10 thoughts on “Public caning in school – an extract from ‘Farther from the Sun’.

  1. Yes I remember it well but our corporal punishment was the leather tawse or belt across the outstretched hand. If, through fear, we had the temerity to pull away even slightly, it would hit the finger tips. This was even more painful. Nonetheless, Because of our disobedience we would get the belt again and again until the sadist got it right.

    1. In Primary school, for me, it was the ruler across the back of the fingers. If you’d done something really ‘bad’ or pulled away, it was the edge of the ruler. That killed.

      1. The ruler sounds painful. Your poem describes the situation so well and is so evocative of the time. I wonder how many children took the wrong route because of their punishments and
        humiliations. You never forget the pain and yes it was often for a minor flouting of the rules.

      2. I think it caused all manner of resentment, alienation, revenge, displacement aggression and violence. Those were violent times. There were terrible fights in the playground, bullying and sullen aggression towards teachers. Thankfully schools have become much more nurturing, friendly and pleasant places.
        I think corporal punishment wrecked a number of lives.

  2. Yes, thank goodness schools are different places now. We are also living in different times. I was speaking to a friend of mine from schooldays and she told me that one of our teachers would swipe her across the head each time she passed by my friend’s desk. It wasn’t too painful but completely unnecessary and probably done merely because she could. Incidentally, I was a child of the fifties

    1. I was born in 1949 but there were terrible times in the 60s. My first lesson in PE saw most of the class caned – for nothing. I was knocked unconscious in one lesson by having a board rubber thrown at me. I spent the whole day concussed. Being picked up by the ear, having slaps, swipes and being yelled at – and I was a good kid!
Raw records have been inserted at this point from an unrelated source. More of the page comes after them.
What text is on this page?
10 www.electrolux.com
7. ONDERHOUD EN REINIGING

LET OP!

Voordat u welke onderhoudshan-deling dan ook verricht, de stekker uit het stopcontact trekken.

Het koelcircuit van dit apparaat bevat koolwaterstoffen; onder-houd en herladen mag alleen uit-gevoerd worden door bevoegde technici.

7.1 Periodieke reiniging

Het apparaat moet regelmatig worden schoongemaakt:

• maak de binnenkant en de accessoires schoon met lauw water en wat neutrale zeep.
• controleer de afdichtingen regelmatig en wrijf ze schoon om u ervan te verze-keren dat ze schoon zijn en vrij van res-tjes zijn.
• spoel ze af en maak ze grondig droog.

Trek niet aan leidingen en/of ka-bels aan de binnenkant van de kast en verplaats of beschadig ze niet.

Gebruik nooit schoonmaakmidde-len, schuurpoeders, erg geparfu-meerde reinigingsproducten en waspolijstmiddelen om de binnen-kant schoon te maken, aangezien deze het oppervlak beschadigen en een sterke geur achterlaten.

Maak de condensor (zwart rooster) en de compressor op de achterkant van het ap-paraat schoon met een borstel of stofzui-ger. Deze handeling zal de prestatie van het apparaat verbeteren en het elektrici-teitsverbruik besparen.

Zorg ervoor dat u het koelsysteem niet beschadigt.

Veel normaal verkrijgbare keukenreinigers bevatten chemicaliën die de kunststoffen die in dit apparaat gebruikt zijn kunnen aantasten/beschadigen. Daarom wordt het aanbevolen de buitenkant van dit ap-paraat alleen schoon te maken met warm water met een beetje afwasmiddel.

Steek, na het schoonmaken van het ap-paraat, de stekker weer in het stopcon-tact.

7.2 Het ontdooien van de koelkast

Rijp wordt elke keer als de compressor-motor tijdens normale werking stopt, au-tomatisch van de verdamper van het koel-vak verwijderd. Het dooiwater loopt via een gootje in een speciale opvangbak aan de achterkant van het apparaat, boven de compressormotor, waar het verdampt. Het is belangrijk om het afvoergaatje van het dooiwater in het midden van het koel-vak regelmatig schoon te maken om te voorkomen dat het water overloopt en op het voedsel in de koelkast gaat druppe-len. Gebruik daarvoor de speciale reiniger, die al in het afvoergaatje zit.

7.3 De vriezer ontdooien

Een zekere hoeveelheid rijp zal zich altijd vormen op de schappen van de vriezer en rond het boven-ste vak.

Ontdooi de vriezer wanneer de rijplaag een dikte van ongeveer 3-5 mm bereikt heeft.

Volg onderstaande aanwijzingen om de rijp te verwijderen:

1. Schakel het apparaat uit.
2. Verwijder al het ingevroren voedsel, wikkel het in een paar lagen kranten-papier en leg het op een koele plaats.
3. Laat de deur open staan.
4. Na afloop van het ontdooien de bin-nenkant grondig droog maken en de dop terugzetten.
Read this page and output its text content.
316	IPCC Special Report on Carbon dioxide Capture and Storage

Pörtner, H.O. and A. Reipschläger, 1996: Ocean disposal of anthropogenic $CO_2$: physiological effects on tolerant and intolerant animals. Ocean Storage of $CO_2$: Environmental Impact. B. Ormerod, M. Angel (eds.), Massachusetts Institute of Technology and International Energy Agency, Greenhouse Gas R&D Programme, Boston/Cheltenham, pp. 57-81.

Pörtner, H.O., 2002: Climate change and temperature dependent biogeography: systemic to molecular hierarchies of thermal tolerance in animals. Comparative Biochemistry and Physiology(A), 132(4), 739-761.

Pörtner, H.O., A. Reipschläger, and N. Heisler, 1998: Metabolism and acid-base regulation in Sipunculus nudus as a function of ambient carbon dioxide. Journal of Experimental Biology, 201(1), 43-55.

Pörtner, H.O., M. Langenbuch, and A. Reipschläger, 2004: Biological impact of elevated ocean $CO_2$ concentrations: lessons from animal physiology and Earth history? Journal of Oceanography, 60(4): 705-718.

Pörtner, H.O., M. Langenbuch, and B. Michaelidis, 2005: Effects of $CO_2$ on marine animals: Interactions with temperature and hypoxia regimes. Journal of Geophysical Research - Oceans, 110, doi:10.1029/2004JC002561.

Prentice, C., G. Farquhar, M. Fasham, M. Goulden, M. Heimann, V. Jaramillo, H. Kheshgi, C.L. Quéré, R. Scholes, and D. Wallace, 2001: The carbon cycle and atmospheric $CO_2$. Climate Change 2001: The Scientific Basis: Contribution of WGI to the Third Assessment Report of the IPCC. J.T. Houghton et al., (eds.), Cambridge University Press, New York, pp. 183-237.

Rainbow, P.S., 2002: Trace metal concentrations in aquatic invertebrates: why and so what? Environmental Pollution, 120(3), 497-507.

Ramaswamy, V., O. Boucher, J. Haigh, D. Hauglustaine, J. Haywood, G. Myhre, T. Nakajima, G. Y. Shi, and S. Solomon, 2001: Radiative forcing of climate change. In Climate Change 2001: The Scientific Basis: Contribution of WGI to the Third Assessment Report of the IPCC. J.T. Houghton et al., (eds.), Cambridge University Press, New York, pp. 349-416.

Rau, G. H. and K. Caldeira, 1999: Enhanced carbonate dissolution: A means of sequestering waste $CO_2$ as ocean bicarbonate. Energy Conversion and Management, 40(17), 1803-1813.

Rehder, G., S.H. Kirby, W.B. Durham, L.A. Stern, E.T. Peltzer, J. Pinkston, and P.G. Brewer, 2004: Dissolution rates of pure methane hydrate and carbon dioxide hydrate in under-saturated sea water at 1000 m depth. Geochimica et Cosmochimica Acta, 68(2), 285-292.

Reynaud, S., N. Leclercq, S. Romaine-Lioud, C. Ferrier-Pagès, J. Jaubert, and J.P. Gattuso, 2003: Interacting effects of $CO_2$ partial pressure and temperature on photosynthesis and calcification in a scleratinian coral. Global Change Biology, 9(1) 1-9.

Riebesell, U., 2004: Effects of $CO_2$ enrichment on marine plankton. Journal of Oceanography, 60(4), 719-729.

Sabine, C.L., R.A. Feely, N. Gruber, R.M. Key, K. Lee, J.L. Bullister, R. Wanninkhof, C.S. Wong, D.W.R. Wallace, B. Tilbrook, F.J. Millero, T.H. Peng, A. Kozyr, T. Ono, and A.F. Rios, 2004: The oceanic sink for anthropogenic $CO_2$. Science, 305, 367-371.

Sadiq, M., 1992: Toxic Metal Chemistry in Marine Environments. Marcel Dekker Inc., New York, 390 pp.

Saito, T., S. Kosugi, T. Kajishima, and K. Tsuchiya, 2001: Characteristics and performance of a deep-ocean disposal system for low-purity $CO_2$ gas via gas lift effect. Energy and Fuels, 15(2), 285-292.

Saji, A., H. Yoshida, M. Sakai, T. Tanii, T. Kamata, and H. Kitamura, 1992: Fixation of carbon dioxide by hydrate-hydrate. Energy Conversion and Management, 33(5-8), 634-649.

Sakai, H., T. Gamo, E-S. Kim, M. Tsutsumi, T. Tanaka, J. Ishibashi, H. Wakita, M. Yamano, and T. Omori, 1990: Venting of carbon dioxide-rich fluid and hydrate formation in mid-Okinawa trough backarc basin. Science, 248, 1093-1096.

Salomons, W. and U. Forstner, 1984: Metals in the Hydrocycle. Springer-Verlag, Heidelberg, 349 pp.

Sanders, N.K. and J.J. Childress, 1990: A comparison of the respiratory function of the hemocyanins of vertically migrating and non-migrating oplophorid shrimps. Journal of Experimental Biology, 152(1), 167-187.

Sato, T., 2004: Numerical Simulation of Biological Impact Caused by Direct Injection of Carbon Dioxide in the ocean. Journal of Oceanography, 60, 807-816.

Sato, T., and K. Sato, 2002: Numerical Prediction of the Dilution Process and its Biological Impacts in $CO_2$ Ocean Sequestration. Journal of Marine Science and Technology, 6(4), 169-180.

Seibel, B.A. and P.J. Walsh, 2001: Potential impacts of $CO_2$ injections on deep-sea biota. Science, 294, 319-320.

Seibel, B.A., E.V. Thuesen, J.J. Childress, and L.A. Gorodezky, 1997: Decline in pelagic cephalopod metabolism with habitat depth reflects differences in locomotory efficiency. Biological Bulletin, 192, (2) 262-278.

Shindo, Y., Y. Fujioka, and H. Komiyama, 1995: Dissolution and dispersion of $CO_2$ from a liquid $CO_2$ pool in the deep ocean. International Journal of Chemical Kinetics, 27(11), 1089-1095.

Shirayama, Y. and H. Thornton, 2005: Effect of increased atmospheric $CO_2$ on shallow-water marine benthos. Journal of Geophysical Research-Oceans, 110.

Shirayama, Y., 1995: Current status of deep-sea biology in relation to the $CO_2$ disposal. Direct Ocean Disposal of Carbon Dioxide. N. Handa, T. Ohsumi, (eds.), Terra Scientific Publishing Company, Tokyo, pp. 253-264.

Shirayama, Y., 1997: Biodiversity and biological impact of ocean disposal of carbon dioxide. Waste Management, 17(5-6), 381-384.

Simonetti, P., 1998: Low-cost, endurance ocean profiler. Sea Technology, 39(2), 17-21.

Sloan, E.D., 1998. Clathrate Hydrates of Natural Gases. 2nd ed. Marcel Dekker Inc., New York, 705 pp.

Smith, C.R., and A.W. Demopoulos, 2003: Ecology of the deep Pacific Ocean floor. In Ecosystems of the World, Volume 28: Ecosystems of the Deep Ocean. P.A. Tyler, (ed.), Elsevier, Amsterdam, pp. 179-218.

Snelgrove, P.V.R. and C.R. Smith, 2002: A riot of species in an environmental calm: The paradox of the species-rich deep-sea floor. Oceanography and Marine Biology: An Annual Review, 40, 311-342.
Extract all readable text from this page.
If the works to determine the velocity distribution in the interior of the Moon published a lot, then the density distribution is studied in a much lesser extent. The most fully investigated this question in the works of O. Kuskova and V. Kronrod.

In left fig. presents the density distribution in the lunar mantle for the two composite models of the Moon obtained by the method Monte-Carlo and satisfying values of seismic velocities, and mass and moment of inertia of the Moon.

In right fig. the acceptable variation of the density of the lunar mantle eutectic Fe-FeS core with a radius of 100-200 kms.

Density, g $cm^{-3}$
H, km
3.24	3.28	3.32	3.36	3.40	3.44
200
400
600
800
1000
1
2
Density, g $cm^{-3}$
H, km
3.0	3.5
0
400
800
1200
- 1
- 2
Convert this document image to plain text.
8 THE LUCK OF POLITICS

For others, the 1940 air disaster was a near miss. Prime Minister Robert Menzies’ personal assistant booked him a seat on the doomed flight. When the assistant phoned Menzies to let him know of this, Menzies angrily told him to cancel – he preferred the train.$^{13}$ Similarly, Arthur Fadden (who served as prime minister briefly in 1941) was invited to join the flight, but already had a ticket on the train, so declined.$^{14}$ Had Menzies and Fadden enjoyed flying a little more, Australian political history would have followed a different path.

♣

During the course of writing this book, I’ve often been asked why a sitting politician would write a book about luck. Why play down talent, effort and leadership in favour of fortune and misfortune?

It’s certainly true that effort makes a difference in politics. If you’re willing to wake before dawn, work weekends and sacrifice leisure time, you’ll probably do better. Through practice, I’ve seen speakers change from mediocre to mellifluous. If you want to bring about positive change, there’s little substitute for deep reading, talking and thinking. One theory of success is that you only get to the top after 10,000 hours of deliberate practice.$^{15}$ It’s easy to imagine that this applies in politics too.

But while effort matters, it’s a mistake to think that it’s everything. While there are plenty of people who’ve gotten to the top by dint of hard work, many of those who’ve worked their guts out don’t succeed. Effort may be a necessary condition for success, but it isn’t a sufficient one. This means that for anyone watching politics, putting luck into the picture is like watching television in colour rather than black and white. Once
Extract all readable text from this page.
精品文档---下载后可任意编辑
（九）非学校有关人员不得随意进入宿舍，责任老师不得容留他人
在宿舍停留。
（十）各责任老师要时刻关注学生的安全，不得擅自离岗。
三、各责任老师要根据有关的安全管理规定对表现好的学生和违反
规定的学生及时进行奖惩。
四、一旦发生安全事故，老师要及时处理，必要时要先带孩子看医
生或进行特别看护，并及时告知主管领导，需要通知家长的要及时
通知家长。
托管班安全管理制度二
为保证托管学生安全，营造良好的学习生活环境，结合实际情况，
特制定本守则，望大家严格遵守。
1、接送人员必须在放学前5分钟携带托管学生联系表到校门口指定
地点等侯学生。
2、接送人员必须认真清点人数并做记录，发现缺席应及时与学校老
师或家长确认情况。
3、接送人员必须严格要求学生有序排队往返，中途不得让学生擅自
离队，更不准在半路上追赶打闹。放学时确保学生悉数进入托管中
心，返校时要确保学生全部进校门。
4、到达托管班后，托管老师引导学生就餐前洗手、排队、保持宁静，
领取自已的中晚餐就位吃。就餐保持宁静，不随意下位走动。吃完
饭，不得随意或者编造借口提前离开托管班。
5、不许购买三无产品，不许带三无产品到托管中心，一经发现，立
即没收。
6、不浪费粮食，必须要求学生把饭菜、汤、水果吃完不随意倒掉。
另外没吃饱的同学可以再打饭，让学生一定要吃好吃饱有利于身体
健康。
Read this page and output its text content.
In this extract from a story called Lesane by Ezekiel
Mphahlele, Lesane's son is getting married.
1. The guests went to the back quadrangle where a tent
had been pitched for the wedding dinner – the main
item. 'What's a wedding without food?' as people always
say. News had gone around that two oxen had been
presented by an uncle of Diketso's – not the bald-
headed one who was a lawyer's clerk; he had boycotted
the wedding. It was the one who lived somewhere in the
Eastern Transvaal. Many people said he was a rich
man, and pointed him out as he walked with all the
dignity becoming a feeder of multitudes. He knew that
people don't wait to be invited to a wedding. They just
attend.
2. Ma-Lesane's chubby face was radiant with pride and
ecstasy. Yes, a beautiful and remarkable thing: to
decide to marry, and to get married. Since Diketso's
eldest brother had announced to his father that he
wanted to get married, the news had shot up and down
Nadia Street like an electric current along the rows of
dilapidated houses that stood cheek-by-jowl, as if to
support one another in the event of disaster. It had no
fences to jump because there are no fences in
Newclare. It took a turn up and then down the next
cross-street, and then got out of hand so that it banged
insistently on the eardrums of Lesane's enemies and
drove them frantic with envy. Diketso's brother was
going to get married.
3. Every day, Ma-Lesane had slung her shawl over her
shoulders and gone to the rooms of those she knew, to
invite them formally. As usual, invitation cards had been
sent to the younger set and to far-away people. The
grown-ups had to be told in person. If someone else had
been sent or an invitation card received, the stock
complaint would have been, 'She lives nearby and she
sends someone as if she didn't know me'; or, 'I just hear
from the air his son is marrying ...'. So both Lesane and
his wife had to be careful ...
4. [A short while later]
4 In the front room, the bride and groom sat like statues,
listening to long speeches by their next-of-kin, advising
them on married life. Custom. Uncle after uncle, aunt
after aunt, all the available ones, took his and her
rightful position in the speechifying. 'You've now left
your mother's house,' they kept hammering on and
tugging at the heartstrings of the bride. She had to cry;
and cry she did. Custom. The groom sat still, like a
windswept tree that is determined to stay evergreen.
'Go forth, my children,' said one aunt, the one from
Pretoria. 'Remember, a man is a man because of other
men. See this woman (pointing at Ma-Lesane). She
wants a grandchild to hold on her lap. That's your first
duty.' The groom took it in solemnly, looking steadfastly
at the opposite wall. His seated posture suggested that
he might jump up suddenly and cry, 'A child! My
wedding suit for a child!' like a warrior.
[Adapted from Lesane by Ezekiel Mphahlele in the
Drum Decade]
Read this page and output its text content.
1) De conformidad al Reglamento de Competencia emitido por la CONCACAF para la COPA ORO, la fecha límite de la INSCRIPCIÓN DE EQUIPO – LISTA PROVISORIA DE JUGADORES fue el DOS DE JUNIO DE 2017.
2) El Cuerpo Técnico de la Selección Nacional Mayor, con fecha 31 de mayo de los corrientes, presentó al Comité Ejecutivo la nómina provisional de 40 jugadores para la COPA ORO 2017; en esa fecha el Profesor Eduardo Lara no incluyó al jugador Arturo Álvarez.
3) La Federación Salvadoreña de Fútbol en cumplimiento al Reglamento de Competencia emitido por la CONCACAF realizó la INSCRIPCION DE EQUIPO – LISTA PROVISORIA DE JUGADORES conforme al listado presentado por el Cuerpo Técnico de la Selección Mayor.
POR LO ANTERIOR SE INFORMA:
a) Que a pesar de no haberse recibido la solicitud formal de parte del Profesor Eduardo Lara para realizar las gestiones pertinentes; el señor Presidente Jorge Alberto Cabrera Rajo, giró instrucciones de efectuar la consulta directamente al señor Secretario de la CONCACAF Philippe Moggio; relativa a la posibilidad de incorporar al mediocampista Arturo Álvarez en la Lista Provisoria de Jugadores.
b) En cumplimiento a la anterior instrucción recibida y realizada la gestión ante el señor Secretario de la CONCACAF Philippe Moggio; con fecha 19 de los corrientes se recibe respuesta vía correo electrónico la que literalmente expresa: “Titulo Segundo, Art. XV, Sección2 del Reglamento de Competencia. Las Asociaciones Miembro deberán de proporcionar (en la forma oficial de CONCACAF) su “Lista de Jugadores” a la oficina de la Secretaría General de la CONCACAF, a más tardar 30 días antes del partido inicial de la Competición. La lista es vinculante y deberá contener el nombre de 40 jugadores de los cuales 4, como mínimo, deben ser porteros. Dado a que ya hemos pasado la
      1. That sounds horrendous. I was also 1949 – A good year! It’s a wonder we didn’t have PTSD. although I’m sure a lot of children did. Then there was the emotional abuse. I remember a girl in my class who was from a poor family. None of us was rich but some were particularly poor. She had completed a spelling test with all correct answers. Good old teacher accused her of copying. Now I knew for a fact that she could spell. She was told to write the words on the blackboard for all to see. She wrote them all correct. If I knew that the girl could spell, how was it that the teacher didn’t know. Simple, the girl was poor so was completely ignored. Add to all of the above the prejudice and discrimination that abounded, it’s a wonder that any of us got through our schooldays at all. I must add though. Happy days outside the school. especially in holiday time when we had the freedom to roam and explore.

  3. Ah yes, beatings. I think I can claim a long-ago small victory on this issue.

    In 1961, I was sent to an old fashioned, Christian prep school. The same school Freeman Dyson had gone to almost 30 years earlier. In my first term, I was beaten by the headmaster (with a slipper), in front of everyone in the dormitory, for something I hadn’t done. The matron, who had to clean up the resulting mess, wasn’t impressed. He never again beat any boy in public, and when his son took over two years later, he abolished beating altogether.

    1. I wonder how many completely innocent students were caned, beaten or abused?? A shocking indictment of the whole system.